By page 434 of Hilburn’s book, we’ve only reached 1975, but Cash, then 43, already had good reason to be tired. He had 50 albums, a divorce, years of drug abuse and some 1,800 concerts behind him. When June bears him a son, John Carter, he gets clean for a while, regains his “family man” status in the eyes of the media, then relapses. Soon come the wilderness years, writer’s block and the extended career nadir that saw Cash release the 1984 novelty single, The Chicken in Black.
Even when he’s dropped by Columbia Records, however, there are those who keep the faith on the strength of his past glories.

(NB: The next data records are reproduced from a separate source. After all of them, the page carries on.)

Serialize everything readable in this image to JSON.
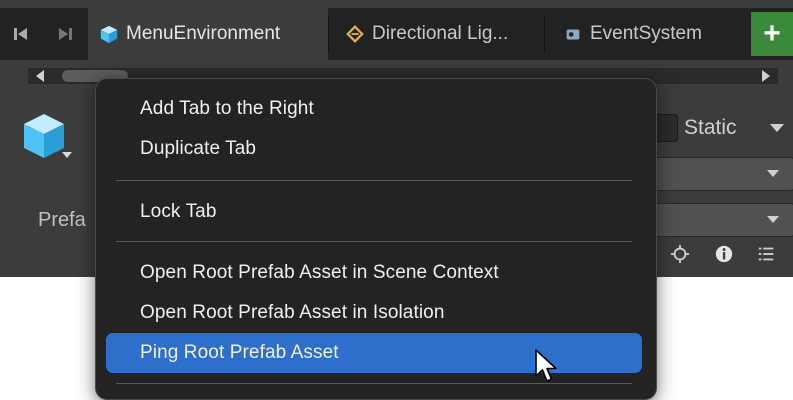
{
  "tabbar": {
    "tabs": [
      {
        "label": "MenuEnvironment",
        "icon": "cube-icon",
        "active": true
      },
      {
        "label": "Directional Lig...",
        "icon": "directional-light-icon",
        "active": false
      },
      {
        "label": "EventSystem",
        "icon": "script-icon",
        "active": false
      }
    ],
    "add_tab_label": "+"
  },
  "inspector": {
    "static_label": "Static",
    "prefab_label": "Prefa"
  },
  "context_menu": {
    "items": [
      {
        "label": "Add Tab to the Right"
      },
      {
        "label": "Duplicate Tab"
      },
      {
        "label": "Lock Tab"
      },
      {
        "label": "Open Root Prefab Asset in Scene Context"
      },
      {
        "label": "Open Root Prefab Asset in Isolation"
      },
      {
        "label": "Ping Root Prefab Asset",
        "highlighted": true
      }
    ]
  },
  "colors": {
    "menu_highlight": "#2f6fcc",
    "add_button": "#3b8a3b",
    "prefab_cube": "#4fc3f7"
  }
}
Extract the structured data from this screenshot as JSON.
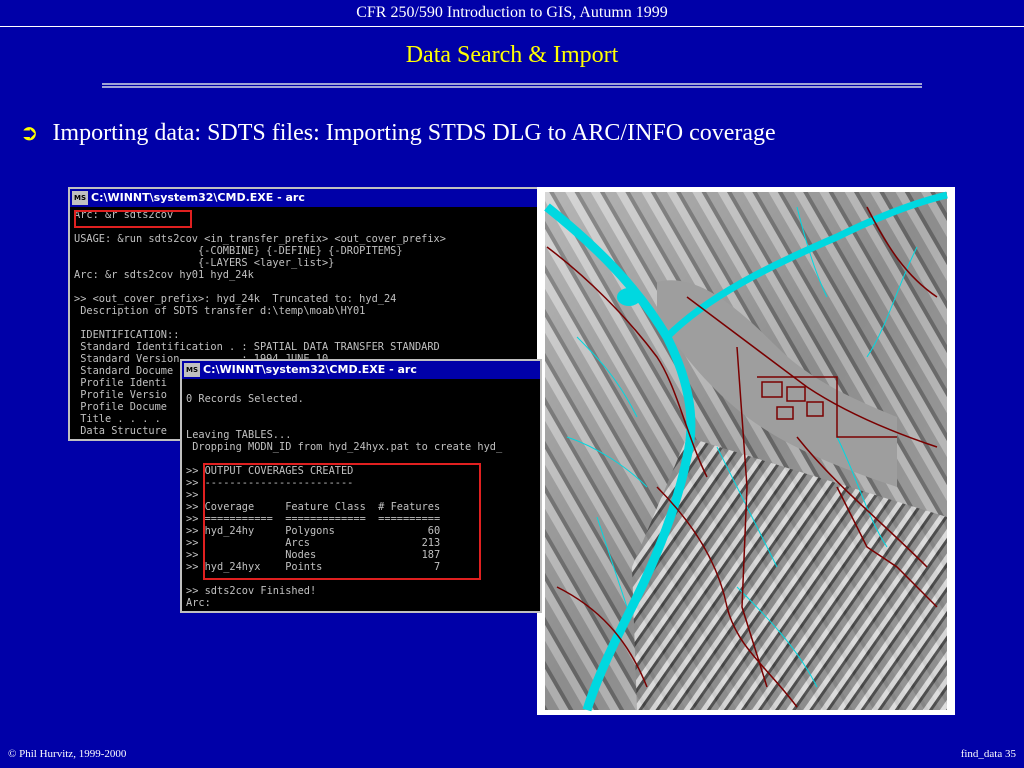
{
  "slide": {
    "header": "CFR 250/590 Introduction to GIS, Autumn 1999",
    "title": "Data Search  & Import",
    "bullet": "Importing data: SDTS files: Importing STDS DLG to ARC/INFO coverage",
    "bullet_icon": "circled-arrow-icon",
    "footer_left": "© Phil Hurvitz, 1999-2000",
    "footer_right": "find_data 35"
  },
  "window1": {
    "title": "C:\\WINNT\\system32\\CMD.EXE - arc",
    "icon_label": "MS",
    "lines": [
      "Arc: &r sdts2cov",
      "",
      "USAGE: &run sdts2cov <in_transfer_prefix> <out_cover_prefix>",
      "                    {-COMBINE} {-DEFINE} {-DROPITEMS}",
      "                    {-LAYERS <layer_list>}",
      "Arc: &r sdts2cov hy01 hyd_24k",
      "",
      ">> <out_cover_prefix>: hyd_24k  Truncated to: hyd_24",
      " Description of SDTS transfer d:\\temp\\moab\\HY01",
      "",
      " IDENTIFICATION::",
      " Standard Identification . : SPATIAL DATA TRANSFER STANDARD",
      " Standard Version          : 1994 JUNE 10",
      " Standard Docume",
      " Profile Identi",
      " Profile Versio",
      " Profile Docume",
      " Title . . . .",
      " Data Structure"
    ]
  },
  "window2": {
    "title": "C:\\WINNT\\system32\\CMD.EXE - arc",
    "icon_label": "MS",
    "lines": [
      "",
      "0 Records Selected.",
      "",
      "",
      "Leaving TABLES...",
      " Dropping MODN_ID from hyd_24hyx.pat to create hyd_",
      "",
      ">> OUTPUT COVERAGES CREATED",
      ">> ------------------------",
      ">>",
      ">> Coverage     Feature Class  # Features",
      ">> ===========  =============  ==========",
      ">> hyd_24hy     Polygons               60",
      ">>              Arcs                  213",
      ">>              Nodes                 187",
      ">> hyd_24hyx    Points                  7",
      "",
      ">> sdts2cov Finished!",
      "Arc:"
    ]
  },
  "map": {
    "alt": "shaded relief map",
    "river_color": "#00D8E0",
    "road_color": "#7A0000",
    "stream_color": "#00D8E0"
  }
}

When the Mercury Records executive Steve Popovich gets flak from a music convention attendee who says Cash is a has-been, his retort is unequivocal: “I’ve got news for you, young man. If Johnny Cash is over, country music is over.”
Ultimately, what gives Hilburn’s book power and gets us rooting for Johnny again is the profound personal, then musical, redemption that begins in the late 1980s, then crystallises in the 1990s.
It’s after Cash’s heart surgery in 1988, Hilburn writes, that the singer’s troublesome libido begins to wane. This makes the new love and devotion he feels for June easier to honour, and a simple gratitude that he is still alive also fires a determination to be a better father. He is fully reconciled with his five children and they forgive him.
In 1993, the Midas-touch producer Rick Rubin seeks out Cash to make the first of five masterful and moving albums that he hopes will be “a direct transmission from [Cash’s] heart”. The emotional honesty and stripped-down arrangements of the critically lauded American Recordings quickly becomes the template for veteran artists seeking a year-zero rebirth, and Cash and Rubin create his best-selling album in more than two decades.
The book’s closing chapters are almost unbearably sad. “I’m coming baby.” says Cash, standing at June’s grave, his sight failing and his own body much weakened by bouts of pneumonia. When he dies four months later on September 12, 2003, aged 71, they are reunited.
Hilburn’s epilogue quotes from a tribute to Cash that Bob Dylan wrote for Rolling Stone that October: “If we want to know what it means to be mortal, we need look no further than The Man In Black.” As Hilburn knows, Dylan hit the nail on the head. Cash’s tremendous charisma and talent were never in doubt, but it was his very human failings that allowed so many fans to feel as though they knew him.
James McNair writes for Mojo magazine and The Independent.